The identified reference genes suitable for normalization in tumor tissue of different WHO grades and normal brain (GAPDH, RPL13A, CYC1, and TBP) were identical to the top-ranked reference genes suitable for normalization of glioblastomas, thereby supporting the validity of the results obtained from different modeling strategies. These genes may serve as “universal” reference genes allowing RT-qPCR experiments comparing GBM, astrocytoma grade III, astrocytoma grade II, and normal brain tissue. But it is important to note, that the order of suitable candidate genes changed, when stability evaluation was done for glioblastoma alone. Although highly ranked across the tumor subgroups, the genes GAPDH and RPL13A turned out to be more variable within the glioblastoma and not the best references for expression analysis. Here GAPDH and CYC1 are the most stable.

Based on our stability analysis and previous data [1315] we recommend the inclusion of GAPDH, RPL13A, CYC1, YWHAZ, and TBP in a candidate set for evaluation of reference genes for expression analysis in human glioma. Out of these most constitutively expressed candidates, we use GAPDH, RPL13A, and CYC1 in further expression analysis. The remaining candidate genes, YWHAZ and TBP exhibited high expression variation within the glioblastoma samples and hence were positioned among the least stable reference genes in this set.
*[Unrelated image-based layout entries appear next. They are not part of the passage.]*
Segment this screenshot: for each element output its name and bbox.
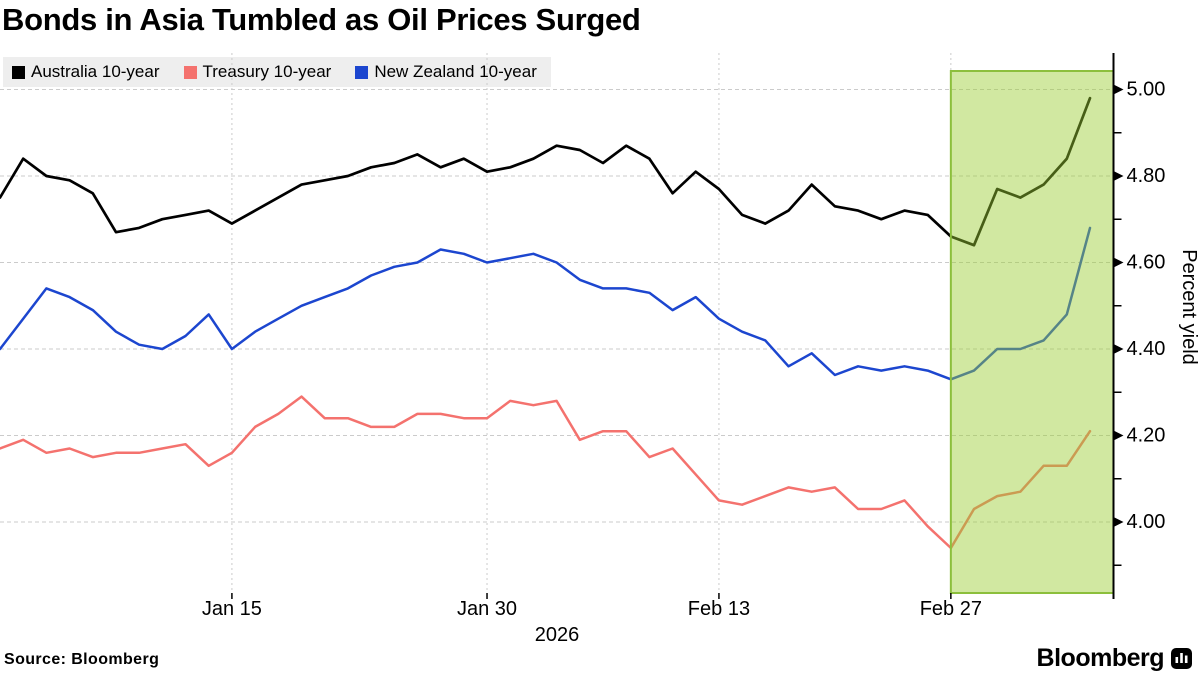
series-lines [0, 96, 1092, 550]
bloomberg-logo: Bloomberg [1037, 644, 1192, 673]
legend-label: Treasury 10-year [202, 62, 332, 81]
x-tick-label: Feb 13 [688, 598, 750, 620]
series-line-australia-10-year [0, 96, 1092, 247]
y-tick-label: 4.20 [1127, 425, 1166, 447]
legend-swatch-australia-icon [12, 65, 25, 79]
y-tick-label: 4.40 [1127, 338, 1166, 360]
legend-swatch-treasury-icon [183, 65, 197, 79]
y-axis-title: Percent yield [1178, 249, 1200, 365]
x-tick-label: Feb 27 [920, 598, 982, 620]
y-tick-label: 4.00 [1127, 511, 1166, 533]
x-axis: Jan 15 Jan 30 Feb 13 Feb 27 2026 [202, 593, 1115, 646]
gridlines [0, 53, 1114, 593]
x-axis-year-label: 2026 [535, 624, 580, 646]
chart-legend: Australia 10-year Treasury 10-year New Z… [3, 57, 551, 87]
legend-item-australia-10-year: Australia 10-year [12, 62, 160, 82]
bar-chart-icon [1171, 648, 1192, 669]
series-line-new-zealand-10-year [0, 226, 1092, 381]
y-axis: 4.00 4.20 4.40 4.60 4.80 5.00 Percent yield [1112, 53, 1200, 593]
legend-item-new-zealand-10-year: New Zealand 10-year [355, 62, 537, 82]
y-tick-label: 4.80 [1127, 165, 1166, 187]
legend-swatch-new-zealand-icon [355, 65, 369, 79]
bloomberg-wordmark: Bloomberg [1036, 644, 1165, 672]
legend-item-treasury-10-year: Treasury 10-year [183, 62, 332, 82]
y-tick-label: 4.60 [1127, 252, 1166, 274]
legend-label: Australia 10-year [31, 62, 160, 81]
source-credit: Source: Bloomberg [4, 651, 160, 668]
chart-title: Bonds in Asia Tumbled as Oil Prices Surg… [2, 2, 641, 37]
x-tick-label: Jan 30 [457, 598, 517, 620]
legend-label: New Zealand 10-year [374, 62, 537, 81]
highlight-region [950, 71, 1114, 593]
y-tick-label: 5.00 [1127, 79, 1166, 101]
x-tick-label: Jan 15 [202, 598, 262, 620]
series-line-treasury-10-year [0, 395, 1092, 550]
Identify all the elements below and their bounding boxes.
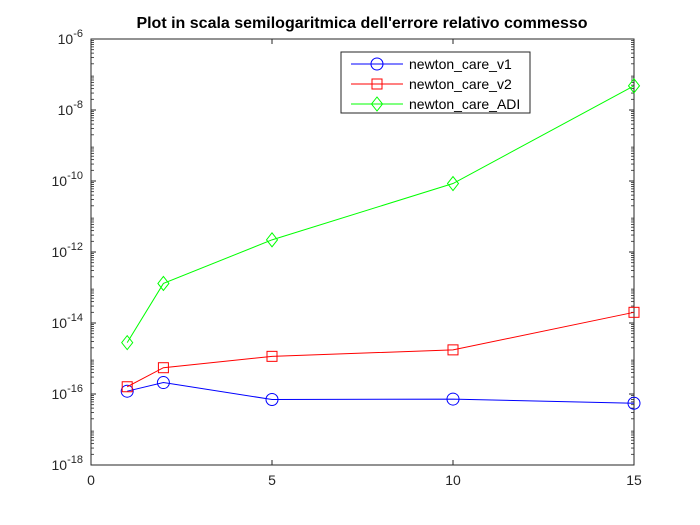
- legend: newton_care_v1 newton_care_v2 newton_care_…: [340, 51, 531, 114]
- y-tick-label-base: 10: [58, 102, 74, 118]
- legend-label: newton_care_v1: [409, 56, 512, 72]
- y-tick-label: 10-16: [52, 383, 83, 402]
- data-point-newton_care_ADI: [265, 232, 279, 248]
- x-tick-label: 0: [87, 472, 95, 488]
- y-tick-label: 10-12: [52, 241, 83, 260]
- data-point-newton_care_ADI: [627, 78, 641, 94]
- data-point-newton_care_v1: [156, 376, 170, 390]
- data-point-newton_care_v1: [265, 392, 279, 406]
- y-tick-label-base: 10: [52, 386, 68, 402]
- series-layer: [120, 78, 641, 410]
- y-tick-label-base: 10: [52, 457, 68, 473]
- y-tick-label: 10-6: [58, 28, 83, 47]
- data-point-newton_care_v2: [157, 362, 169, 374]
- data-point-newton_care_v2: [628, 306, 640, 318]
- data-point-newton_care_v1: [120, 384, 134, 398]
- y-tick-label: 10-10: [52, 170, 83, 189]
- y-tick-label-exponent: -16: [67, 383, 83, 395]
- y-tick-label: 10-8: [58, 99, 83, 118]
- x-tick-label: 10: [445, 472, 461, 488]
- y-tick-label-base: 10: [52, 173, 68, 189]
- legend-marker-newton_care_v1: [370, 57, 384, 71]
- legend-label: newton_care_v2: [409, 76, 512, 92]
- series-line-newton_care_v2: [126, 311, 635, 388]
- y-tick-label-base: 10: [52, 315, 68, 331]
- series-newton_care_v2: [121, 306, 640, 393]
- chart-title: Plot in scala semilogaritmica dell'error…: [136, 15, 587, 32]
- y-tick-label-exponent: -8: [73, 99, 83, 111]
- data-point-newton_care_v1: [627, 396, 641, 410]
- y-tick-label: 10-14: [52, 312, 83, 331]
- y-tick-label-exponent: -12: [67, 241, 83, 253]
- data-point-newton_care_v1: [446, 392, 460, 406]
- data-point-newton_care_ADI: [157, 275, 170, 292]
- y-tick-label-base: 10: [58, 31, 74, 47]
- legend-marker-newton_care_ADI: [370, 96, 384, 112]
- data-point-newton_care_ADI: [121, 334, 134, 351]
- y-tick-label: 10-18: [52, 454, 83, 473]
- series-newton_care_ADI: [121, 78, 641, 351]
- y-tick-label-base: 10: [52, 244, 68, 260]
- series-line-newton_care_ADI: [126, 85, 635, 343]
- legend-label: newton_care_ADI: [409, 96, 520, 112]
- series-line-newton_care_v1: [127, 382, 635, 404]
- y-tick-label-exponent: -14: [67, 312, 83, 324]
- x-tick-label: 5: [268, 472, 276, 488]
- data-point-newton_care_ADI: [446, 175, 460, 192]
- series-newton_care_v1: [120, 376, 641, 410]
- legend-marker-newton_care_v2: [371, 78, 383, 90]
- data-point-newton_care_v2: [121, 381, 133, 393]
- y-tick-label-exponent: -10: [67, 170, 83, 182]
- y-tick-label-exponent: -6: [73, 28, 83, 40]
- data-point-newton_care_v2: [266, 350, 278, 362]
- data-point-newton_care_v2: [447, 344, 459, 356]
- y-tick-label-exponent: -18: [67, 454, 83, 466]
- x-tick-label: 15: [626, 472, 642, 488]
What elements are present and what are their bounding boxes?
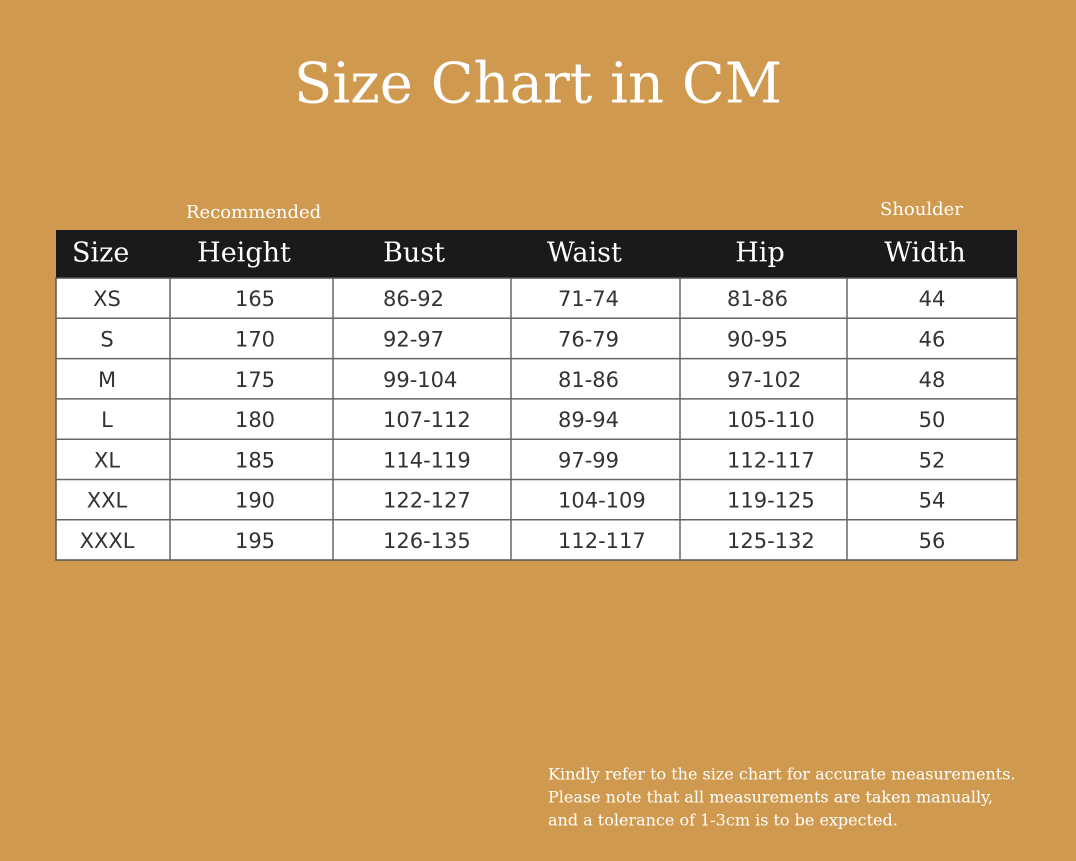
table-cell: XXL — [87, 489, 128, 513]
table-cell: 104-109 — [558, 489, 646, 513]
table-cell: 180 — [235, 408, 275, 432]
footnote: Kindly refer to the size chart for accur… — [548, 765, 1016, 784]
table-cell: 97-102 — [727, 368, 801, 392]
header-cell: Height — [197, 238, 291, 269]
table-cell: 112-117 — [558, 529, 646, 553]
table-cell: 99-104 — [383, 368, 457, 392]
table-cell: S — [100, 327, 113, 351]
table-cell: 112-117 — [727, 448, 815, 472]
table-cell: 126-135 — [383, 529, 471, 553]
table-cell: XXXL — [80, 529, 135, 553]
table-cell: 71-74 — [558, 287, 619, 311]
table-cell: 54 — [919, 489, 946, 513]
table-cell: 185 — [235, 448, 275, 472]
table-cell: 170 — [235, 327, 275, 351]
table-cell: 125-132 — [727, 529, 815, 553]
table-cell: 89-94 — [558, 408, 619, 432]
table-cell: M — [98, 368, 116, 392]
header-cell: Size — [72, 238, 129, 269]
table-cell: 107-112 — [383, 408, 471, 432]
note: Shoulder — [880, 199, 963, 220]
table-body — [55, 277, 1018, 561]
table-cell: 165 — [235, 287, 275, 311]
table-cell: 119-125 — [727, 489, 815, 513]
table-cell: 50 — [919, 408, 946, 432]
note: Recommended — [186, 202, 321, 223]
table-cell: 52 — [919, 448, 946, 472]
footnote: Please note that all measurements are ta… — [548, 788, 993, 807]
table-cell: XS — [93, 287, 121, 311]
table-cell: 122-127 — [383, 489, 471, 513]
table-cell: 92-97 — [383, 327, 444, 351]
table-cell: 56 — [919, 529, 946, 553]
title: Size Chart in CM — [294, 52, 782, 117]
table-cell: 76-79 — [558, 327, 619, 351]
table-cell: 44 — [919, 287, 946, 311]
footnote: and a tolerance of 1-3cm is to be expect… — [548, 811, 898, 830]
table-cell: 81-86 — [727, 287, 788, 311]
table-cell: 46 — [919, 327, 946, 351]
table-cell: 190 — [235, 489, 275, 513]
table-cell: 105-110 — [727, 408, 815, 432]
header-cell: Hip — [735, 238, 784, 269]
table-cell: 195 — [235, 529, 275, 553]
table-cell: XL — [94, 448, 120, 472]
header-cell: Width — [884, 238, 965, 269]
header-cell: Waist — [547, 238, 622, 269]
table-cell: L — [101, 408, 113, 432]
table-cell: 97-99 — [558, 448, 619, 472]
table-cell: 90-95 — [727, 327, 788, 351]
table-header — [56, 230, 1017, 278]
table-cell: 86-92 — [383, 287, 444, 311]
table-cell: 114-119 — [383, 448, 471, 472]
header-cell: Bust — [383, 238, 445, 269]
table-cell: 175 — [235, 368, 275, 392]
table-cell: 48 — [919, 368, 946, 392]
table-cell: 81-86 — [558, 368, 619, 392]
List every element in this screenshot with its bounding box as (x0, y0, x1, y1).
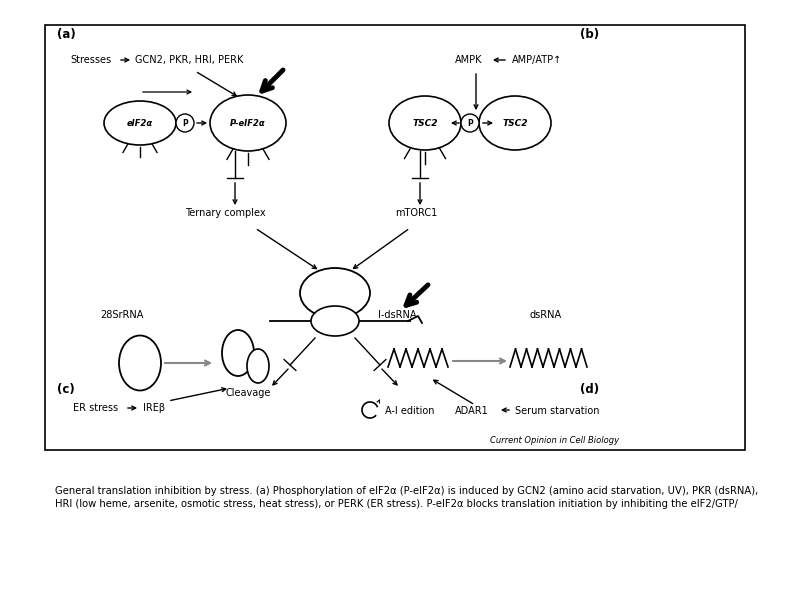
Ellipse shape (119, 336, 161, 390)
Text: TSC2: TSC2 (503, 118, 528, 127)
Text: P-eIF2α: P-eIF2α (230, 118, 266, 127)
Text: Stresses: Stresses (70, 55, 111, 65)
Text: eIF2α: eIF2α (127, 118, 153, 127)
Text: IREβ: IREβ (143, 403, 165, 413)
Text: Serum starvation: Serum starvation (515, 406, 599, 416)
Ellipse shape (300, 268, 370, 318)
Text: AMP/ATP↑: AMP/ATP↑ (512, 55, 562, 65)
Text: Current Opinion in Cell Biology: Current Opinion in Cell Biology (490, 436, 619, 445)
Text: GCN2, PKR, HRI, PERK: GCN2, PKR, HRI, PERK (135, 55, 244, 65)
Ellipse shape (222, 330, 254, 376)
Ellipse shape (210, 95, 286, 151)
Text: ADAR1: ADAR1 (455, 406, 489, 416)
Text: mTORC1: mTORC1 (395, 208, 437, 218)
Text: (c): (c) (57, 383, 75, 396)
Ellipse shape (104, 101, 176, 145)
Ellipse shape (247, 349, 269, 383)
Circle shape (176, 114, 194, 132)
Text: (b): (b) (580, 28, 599, 41)
Text: I-dsRNA: I-dsRNA (378, 310, 417, 320)
Text: P: P (467, 118, 473, 127)
Text: ER stress: ER stress (73, 403, 118, 413)
Text: P: P (182, 118, 188, 127)
Text: dsRNA: dsRNA (530, 310, 562, 320)
Text: A-I edition: A-I edition (385, 406, 434, 416)
Ellipse shape (389, 96, 461, 150)
Text: TSC2: TSC2 (412, 118, 437, 127)
Text: AMPK: AMPK (455, 55, 483, 65)
Text: Cleavage: Cleavage (225, 388, 271, 398)
Text: (d): (d) (580, 383, 599, 396)
Ellipse shape (479, 96, 551, 150)
Text: General translation inhibition by stress. (a) Phosphorylation of eIF2α (P-eIF2α): General translation inhibition by stress… (55, 486, 758, 509)
Circle shape (461, 114, 479, 132)
Text: (a): (a) (57, 28, 75, 41)
Text: Ternary complex: Ternary complex (185, 208, 266, 218)
Bar (45, 25, 745, 450)
Ellipse shape (311, 306, 359, 336)
Text: 28SrRNA: 28SrRNA (100, 310, 144, 320)
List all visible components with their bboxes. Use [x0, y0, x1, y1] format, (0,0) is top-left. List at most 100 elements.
Furthermore the three proposed candidates belong to three different functional classes of protein-coding RNAs and should avoid the problem of co-regulation among the reference gene set. In conclusion, our findings suggest that usage of this three evaluated reference genes will result in accurate RT-qPCR data analysis for human glioma of different WHO grade and normal brain tissue. Overall, regardless of the algorithm used, the pattern of the most and least stable genes still remains the same, indicating well-matched estimations of intragroup variation of candidate genes by all three software applications.